Brooklyn Navy Yard CEO Lindsay Greene said because she runs the “mission-driven” landlord, supporting those residents' small businesses is a big part of the Navy Yard's focus.
"We're trying to support businesses, offer them coaching, offer them connections to marketing classes, offer them connection to financial providers, and we need spaces to do that that aren't, you know, big floor plate industrial spaces," she said, adding the complex fared well through the pandemic from a leasing perspective.
“We had a lot of space come online at the end of 2021, and we leased it all up during the pandemic," Greene said. "We always had relatively steady foot traffic, I think because people lived in Brooklyn or even lived in Lower Manhattan, and just needed a place to get away from just the same four walls.”
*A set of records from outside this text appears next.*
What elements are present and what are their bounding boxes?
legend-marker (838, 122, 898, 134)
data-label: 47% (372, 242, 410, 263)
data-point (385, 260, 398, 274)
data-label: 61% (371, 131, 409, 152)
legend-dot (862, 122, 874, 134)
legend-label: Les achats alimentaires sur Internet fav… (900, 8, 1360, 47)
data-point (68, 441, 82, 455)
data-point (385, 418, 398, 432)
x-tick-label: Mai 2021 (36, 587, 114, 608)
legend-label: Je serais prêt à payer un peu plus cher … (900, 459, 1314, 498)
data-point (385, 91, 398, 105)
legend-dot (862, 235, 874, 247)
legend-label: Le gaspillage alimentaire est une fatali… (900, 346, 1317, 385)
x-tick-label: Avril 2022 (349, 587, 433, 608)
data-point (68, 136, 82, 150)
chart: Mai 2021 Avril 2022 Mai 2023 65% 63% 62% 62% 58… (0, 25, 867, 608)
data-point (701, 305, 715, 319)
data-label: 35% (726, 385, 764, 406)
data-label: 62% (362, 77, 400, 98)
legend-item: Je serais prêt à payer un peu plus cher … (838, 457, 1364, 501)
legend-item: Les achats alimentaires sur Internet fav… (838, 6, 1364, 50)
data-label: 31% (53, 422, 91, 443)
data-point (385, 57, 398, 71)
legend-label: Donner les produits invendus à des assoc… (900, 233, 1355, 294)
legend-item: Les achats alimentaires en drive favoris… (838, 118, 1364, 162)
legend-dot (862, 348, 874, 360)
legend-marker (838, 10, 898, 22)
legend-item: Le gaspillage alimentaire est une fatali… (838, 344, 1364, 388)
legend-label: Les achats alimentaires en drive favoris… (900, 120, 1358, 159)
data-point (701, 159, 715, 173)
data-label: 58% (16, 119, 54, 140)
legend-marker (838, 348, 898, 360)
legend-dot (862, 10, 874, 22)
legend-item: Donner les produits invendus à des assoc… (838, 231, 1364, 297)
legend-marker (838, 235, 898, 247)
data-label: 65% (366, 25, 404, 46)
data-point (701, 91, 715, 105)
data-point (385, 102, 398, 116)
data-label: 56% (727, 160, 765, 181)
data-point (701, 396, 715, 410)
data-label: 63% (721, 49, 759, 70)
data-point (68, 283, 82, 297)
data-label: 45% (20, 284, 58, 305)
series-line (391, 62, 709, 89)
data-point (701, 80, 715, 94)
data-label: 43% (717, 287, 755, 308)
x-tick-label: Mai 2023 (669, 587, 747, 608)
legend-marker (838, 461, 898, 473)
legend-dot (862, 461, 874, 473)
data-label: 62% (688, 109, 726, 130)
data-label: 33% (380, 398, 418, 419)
The retail market’s recovery has been largely driven by local, niche offerings that are owned by a diverse array of owners, following a years-long trend of landlords giving lower-credit tenants a chance to lease if they believe it will bring something unique to their properties.
Retail leasing has picked up — the Real Estate Board of New York’s summer Brooklyn retail report for 2022, released just before Thanksgiving, showed an increase in rent and a drop in concession packages in the borough, which it attributed to a jump in tourism and economic activity. In recent weeks, New York University announced it is spending $1B on a flagship engineering school in Downtown Brooklyn.
“Our marketing and our activations are all really focused on diversity,” Downtown Brooklyn Partnership President Regina Meyer said. “The fact is that Downtown has evolved into a fully mixed-use downtown. It's not just Fulton Street, which is great, it's not just the government sector … It's a ton of young people living in over 20,000 housing units, that's really what the asset is right now."
In the years leading up to the pandemic, the market had too much office space and new developments delivering with little or no pre-leasing. In 2019, Colliers predicted that 7M SF of office space was due to come online by the end of 2022, as places like 25 Kent Ave. and the Jehovah's Witnesses' former headquarters, the Watchtower Building, hit the market.
But Joe Riggs, principal at Hudson Cos., said he thinks most local office owners will fare well — even as the asset class more broadly face an uncertain future.
“Despite the sort of transitional moment we are in, the office market is still probably under-officed in the long run,” he said. “The trend has been that Brooklyn workers commute to Manhattan … I think that's going to change ... Office owners who can afford to hold on will be OK in Brooklyn.”